Typically most Best Picture nominees are adored by critics, but that was not necessarily the case for the 91st Oscars. For comparison the average Rotten Tomatoes score for the 2019 Best Picture Nominees is 84.9, where as the average score for the 2018 Best Picture Nominees was 92.1. In addition three of this year’s nominees for Best Picture scored below 80%, “Bohemian Rhapsody” with 61%, “Green Book” with 79%, and “Vice” with 66%. Despite its popularity, “Bohemian Rhapsody” was by far the biggest surprise in the Best Picture category, with its dismal critical reception.

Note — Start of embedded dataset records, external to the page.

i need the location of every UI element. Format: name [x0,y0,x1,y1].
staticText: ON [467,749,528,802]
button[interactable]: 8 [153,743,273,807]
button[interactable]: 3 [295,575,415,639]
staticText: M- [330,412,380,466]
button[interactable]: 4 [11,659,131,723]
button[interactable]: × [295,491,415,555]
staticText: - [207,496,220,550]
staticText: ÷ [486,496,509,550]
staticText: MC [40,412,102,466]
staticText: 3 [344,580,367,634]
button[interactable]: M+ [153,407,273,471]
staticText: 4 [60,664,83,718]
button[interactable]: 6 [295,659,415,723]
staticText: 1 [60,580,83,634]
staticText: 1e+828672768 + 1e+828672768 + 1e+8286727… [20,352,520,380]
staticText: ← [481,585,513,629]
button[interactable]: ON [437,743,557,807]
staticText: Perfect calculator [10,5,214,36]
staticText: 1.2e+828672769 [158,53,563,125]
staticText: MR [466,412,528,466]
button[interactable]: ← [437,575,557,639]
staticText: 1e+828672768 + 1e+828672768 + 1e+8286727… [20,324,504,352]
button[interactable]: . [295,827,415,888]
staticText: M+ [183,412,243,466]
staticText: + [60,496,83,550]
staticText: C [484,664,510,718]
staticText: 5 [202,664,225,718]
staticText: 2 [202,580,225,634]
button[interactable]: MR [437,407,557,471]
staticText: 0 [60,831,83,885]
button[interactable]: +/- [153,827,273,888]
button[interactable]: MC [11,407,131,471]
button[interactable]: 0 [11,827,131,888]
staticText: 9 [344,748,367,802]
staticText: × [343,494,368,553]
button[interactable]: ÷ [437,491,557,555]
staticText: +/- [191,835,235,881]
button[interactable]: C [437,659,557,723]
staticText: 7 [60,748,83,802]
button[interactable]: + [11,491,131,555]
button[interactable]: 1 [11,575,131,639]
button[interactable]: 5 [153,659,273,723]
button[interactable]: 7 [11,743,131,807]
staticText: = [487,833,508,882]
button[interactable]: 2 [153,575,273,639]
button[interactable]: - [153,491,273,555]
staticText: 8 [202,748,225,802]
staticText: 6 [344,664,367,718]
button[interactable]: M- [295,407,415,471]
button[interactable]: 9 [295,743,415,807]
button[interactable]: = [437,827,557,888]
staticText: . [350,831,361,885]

Another important discussion prompted by this year’s Oscars was that of streaming services. The 2018 Emmys illustrated how much pressure streaming has put onto the television industry, with Netflix beating out HBO for the first time with the most nominations. And now at the Oscars, we can see the same thing happening, albeit at a slower pace. There is no question that Netflix is a leader among streaming services, but they were not the first streaming service to produce a Best Picture nominee; that recognition goes to Amazon’s 2016 darling, “Manchester by the Sea”. While it did not claim Best Picture, it did have quite a good chance of doing so, and you could say the same for Netflix’s 2018 film “Roma”, the front runner for this year’s Oscars. “Roma’s” loss was one of the biggest upsets of the night, with many feeling that “Green Book” was undeserving of the award due to its many controversies. While Roma won many big awards for Directing, Cinematography, and Foreign Language Film, many believe that the Academy voters were hesitant to give the biggest award to a Netflix movie. “Roma’s” presence at the Oscars also caught the attention of multi-billion dollar filmmaker Steven Spielberg. Spielberg criticized Netflix for their release strategy, claiming that films released through streaming services with such a limited theatrical release should not be eligible for Oscars. Spielberg was reportedly even preparing to petition the Academy to ban Netflix films for Oscar consideration, unless they have at least a four week theatrical release; for reference, The Academy only requires a film to have a one-week theatrical release in Los Angeles for Oscar consideration. The rise of streaming has and will continue to shake up the entertainment industry, but there is no question that it won’t come without opposition from establishment filmmakers.